The next day, I end up spotting Stan and Wendy out for a walk. I wave to them and they wave back, but we don't exchange a word. I guess that's how people begin to grow apart. I guess it's okay. I've always been the fourth wheel when hanging out with Stan, Kyle and Eric. I wonder, if I didn't wave first, would they have waved? We aren't as close as we used to be. Things change, people change and so often it's for the worse. I know for a fact that I've changed for the worst. I wonder what they would say if they knew about the things I do. I wonder what they would say if they knew I hurt myself and other people. I bet they'd be disappointed that Saint Kenny fell so far.

I continue walking until I reach Bebe's house. I stroll up the driveway and knock on the door. A moment later, it opens and she's standing there. "Hey," she greets.

"Hey," I return, stepping inside. "What's the plan for today?"

"Chill day," she says. "Work is killing me, so I want to have a relaxing day with my buddy. I think we could both use it."

"I hear yah," I laugh.

I take off my shoes and follow her into her room, where we watch Paprika on her laptop, followed by Legally Blonde. As Elle Woods conquers in pink stilettos, I feel myself entering a daydream. Maybe it's the pot. I did smoke a bowl with Kevin before coming over.

"Earth to Kenny McCormick!" Bebe calls, waving her hands around in my face as the movie continues.

"Sorry," I laugh.

She gives me a small smile. "How are you?"

"I'm okay," I say, returning the smile.

"How's work?" she asks.

"It's fine," I tell her. She continues asking me mundane questions and I continue to answer them until she's satisfied. "So, what's with all the inquiries?"

She shrugs. "I just want you to be happy. You deserve to be happy."

"I'm not unhappy," I say.

"Are you sure?" she wonders. "You do things that only a sad person would do. You hurt yourself all the time. You can't possibly be happy if you're not content with yourself."

I roll my eyes. "Fine, I've got some stuff to deal with… but who doesn't?"

"You've got a little more on your plate than most," she says.

"Ugh," I let out a long whine, not wanting to think about this shit. She always forces me to, though. I know she's only trying to help. I know she wants the best for me…


After watching a few movies with Bebe, I head out for a night shift. I don't mind it here. It's pretty quiet, even when it's busy. People don't really like to talk about the things they buy here and the people who do talk about it are usually pretty awkward. I don't know why. There's no shame in wanting to make yourself feel good. I always put on my softest smile when people ask me for help, no matter who they are or what they're looking for.

I've sampled a lot of the merchandise, so I know what I'm talking about. I also get that everyone is built a little differently. What one person likes, another person might hate.

Lola came in here a few weeks ago and nearly turned around when she spotted me. I called her back over and I helped her pick something fun. She ended up wanting a vibrator. One that had good speed, but wasn't too loud. I showed her a few different models. She picked one and that was that.
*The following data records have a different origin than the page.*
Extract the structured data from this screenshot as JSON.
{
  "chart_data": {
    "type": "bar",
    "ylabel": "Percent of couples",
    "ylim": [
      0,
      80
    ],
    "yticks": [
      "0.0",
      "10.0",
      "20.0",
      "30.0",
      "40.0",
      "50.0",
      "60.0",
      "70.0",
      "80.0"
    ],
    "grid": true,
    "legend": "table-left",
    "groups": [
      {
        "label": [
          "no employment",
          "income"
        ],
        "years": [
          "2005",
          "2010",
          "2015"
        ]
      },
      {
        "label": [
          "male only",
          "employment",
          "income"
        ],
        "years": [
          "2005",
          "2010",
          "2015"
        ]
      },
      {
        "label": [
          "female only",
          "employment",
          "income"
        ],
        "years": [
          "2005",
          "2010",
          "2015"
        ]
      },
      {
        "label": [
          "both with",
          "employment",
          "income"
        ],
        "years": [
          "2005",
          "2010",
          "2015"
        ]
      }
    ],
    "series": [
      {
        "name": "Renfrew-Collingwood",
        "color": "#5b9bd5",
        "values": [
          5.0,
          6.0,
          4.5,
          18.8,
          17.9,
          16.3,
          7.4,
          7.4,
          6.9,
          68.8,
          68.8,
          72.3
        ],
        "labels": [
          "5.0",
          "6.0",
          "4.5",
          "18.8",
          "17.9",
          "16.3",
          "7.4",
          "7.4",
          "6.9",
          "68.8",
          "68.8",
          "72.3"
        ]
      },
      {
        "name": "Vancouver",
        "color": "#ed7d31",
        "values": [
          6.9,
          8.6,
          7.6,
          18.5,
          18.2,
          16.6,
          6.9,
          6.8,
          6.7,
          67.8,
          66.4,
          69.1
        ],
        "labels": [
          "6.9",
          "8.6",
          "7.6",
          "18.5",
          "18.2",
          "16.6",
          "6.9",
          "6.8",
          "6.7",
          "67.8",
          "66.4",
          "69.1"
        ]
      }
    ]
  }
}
I really wish people wouldn't be so shy, but I guess this is the world we live in. Dick-shaped dildos aren't even legal in some states!

Fortunately, my creepy boss isn't in today. It's just me here. Business is always a little better when he's not around. I don't think I'm the only person who finds him hella creepy. He's balding and kind of fat, plus he smells like hot dog water. Saying that doesn't paint the prettiest picture, huh? Sometimes I can't believe I slept with him! I had his rancid cock in my mouth more than once. I must really fucking hate myself. Like Bebe says, I've got no standards and maybe that means I've lost my self-respect... but things like that can be recovered, can't they?


On my way home, my phone rings. I check the caller ID before answering. It's Kevin. "Hey, what's up?"

"Hey," he says wearily. "I'm at Hells Pass. Karen got hurt."

"What?" I ask stupidly.

"Karen got hurt!" he repeats angrily.

"How?" I croak.

I hear him sigh into the receiver. "I don't want to fucking say it," he murmurs. "Just get over here." He hangs up after that and I don't hesitate to start running.